Франсуа́ Рабле́ (фр. François Rabelais; предположительно 1494, Шинон — 9 апреля 1553, Париж) — один из крупнейших французских писателей эпохи Ренессанса, наиболее известен, как автор романа «Гаргантюа и Пантагрюэль». По мнению М. Бахтина, является одним из авторов, заложивших основы современной европейской литературы.[1]





Биография

Место и время рождения Рабле доподлинно неизвестны. Некоторые исследователи называют годом его рождения 1483,[2] большинство склоняется к тому, что он родился в ноябре 1494 года рядом с Шиноном, где его отец работал адвокатом.[3] Местом его рождения считается поместье Девинье в Сёйи (англ.), где сейчас расположен музей писателя.

В детском возрасте Рабле был отдан послушником в монастырь францисканцев в Фонтене-ле-Конт. Там он изучал древнегреческий и латинский языки, естественные науки, филологию и право, заслужив своими изысканиями известность и уважение среди своих современников-гуманистов, включая Гийома Бюде. Из-за неодобрения орденом его изысканий, Рабле добился разрешения Папы Климента VII перейти в бенедиктинский монастырь в Мальезе, где он встретил более тёплое отношение к себе.[4]

Позднее Рабле покинул монастырь для обучения медицине в университетах Пуатье и Монпелье. В 1532 году он перебрался в Лион, один из культурных центров Франции. Там он совмещал врачебную практику с редактированием латинских трудов для печатника Себастьяна Грифа (англ.). Свободное время он посвящал написанию и публикации юмористических памфлетов, критиковавших устоявшиеся порядки и выражавших его понимание свободы личности.

В 1532 году под псевдонимом Алькофрибас Насье (фр. Alcofribas Nasier, анаграмма от его собственного имени без седиля) Рабле опубликовал свою первую книгу — «Пантагрюэль», ставшую потом второй частью обессмертившего его имя «Гаргантюа и Пантагрюэля». В 1534 году последовала её предыстория — «Гаргантюа», где рассказывалось о жизни отца протагониста предыдущей книги.
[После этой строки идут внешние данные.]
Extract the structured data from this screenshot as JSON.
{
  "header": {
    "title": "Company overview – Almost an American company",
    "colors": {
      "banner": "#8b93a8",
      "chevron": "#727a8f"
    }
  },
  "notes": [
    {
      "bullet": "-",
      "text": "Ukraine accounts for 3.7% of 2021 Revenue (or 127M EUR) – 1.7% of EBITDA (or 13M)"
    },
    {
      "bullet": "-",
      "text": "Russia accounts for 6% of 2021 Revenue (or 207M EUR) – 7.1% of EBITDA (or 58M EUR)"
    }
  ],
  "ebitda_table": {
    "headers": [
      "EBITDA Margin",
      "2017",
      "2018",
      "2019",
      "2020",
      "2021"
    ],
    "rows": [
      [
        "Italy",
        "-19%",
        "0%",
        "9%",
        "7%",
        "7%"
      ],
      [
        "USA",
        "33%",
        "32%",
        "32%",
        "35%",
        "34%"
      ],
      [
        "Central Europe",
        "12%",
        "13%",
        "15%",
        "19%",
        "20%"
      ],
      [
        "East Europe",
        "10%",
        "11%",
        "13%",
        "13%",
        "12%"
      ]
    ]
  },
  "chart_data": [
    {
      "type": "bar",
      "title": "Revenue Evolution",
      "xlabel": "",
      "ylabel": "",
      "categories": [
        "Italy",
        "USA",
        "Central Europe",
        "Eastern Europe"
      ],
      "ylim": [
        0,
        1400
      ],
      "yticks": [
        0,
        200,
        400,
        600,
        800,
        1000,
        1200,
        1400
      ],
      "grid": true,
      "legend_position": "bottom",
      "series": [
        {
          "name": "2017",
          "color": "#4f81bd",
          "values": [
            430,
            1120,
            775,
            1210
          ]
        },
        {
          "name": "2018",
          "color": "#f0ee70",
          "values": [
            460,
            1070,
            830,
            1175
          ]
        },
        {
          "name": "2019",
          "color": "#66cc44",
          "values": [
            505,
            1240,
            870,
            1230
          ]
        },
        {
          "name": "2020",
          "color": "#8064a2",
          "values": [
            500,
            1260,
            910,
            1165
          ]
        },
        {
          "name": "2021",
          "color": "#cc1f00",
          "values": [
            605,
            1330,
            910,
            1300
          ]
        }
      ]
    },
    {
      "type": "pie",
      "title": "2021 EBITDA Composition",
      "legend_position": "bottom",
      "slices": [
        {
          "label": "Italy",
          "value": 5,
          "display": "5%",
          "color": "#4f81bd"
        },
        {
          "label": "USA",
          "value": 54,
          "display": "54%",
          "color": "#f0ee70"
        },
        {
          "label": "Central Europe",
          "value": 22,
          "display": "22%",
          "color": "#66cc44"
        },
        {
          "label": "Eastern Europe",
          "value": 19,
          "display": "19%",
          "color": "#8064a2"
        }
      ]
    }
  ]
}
Оба произведения были осуждены богословами Сорбонны и католическими клириками за своё сатирическое содержание. Третья часть, опубликованная Рабле в 1546 году под его настоящим именем, также была запрещена.

Благодаря поддержке влиятельной семьи дю Белле Рабле получил разрешение короля Франциска I на продолжение публикаций. Однако после смерти монарха писатель вновь столкнулся с неодобрением академической элиты, а французский парламент приостановил продажи его четвёртой книги.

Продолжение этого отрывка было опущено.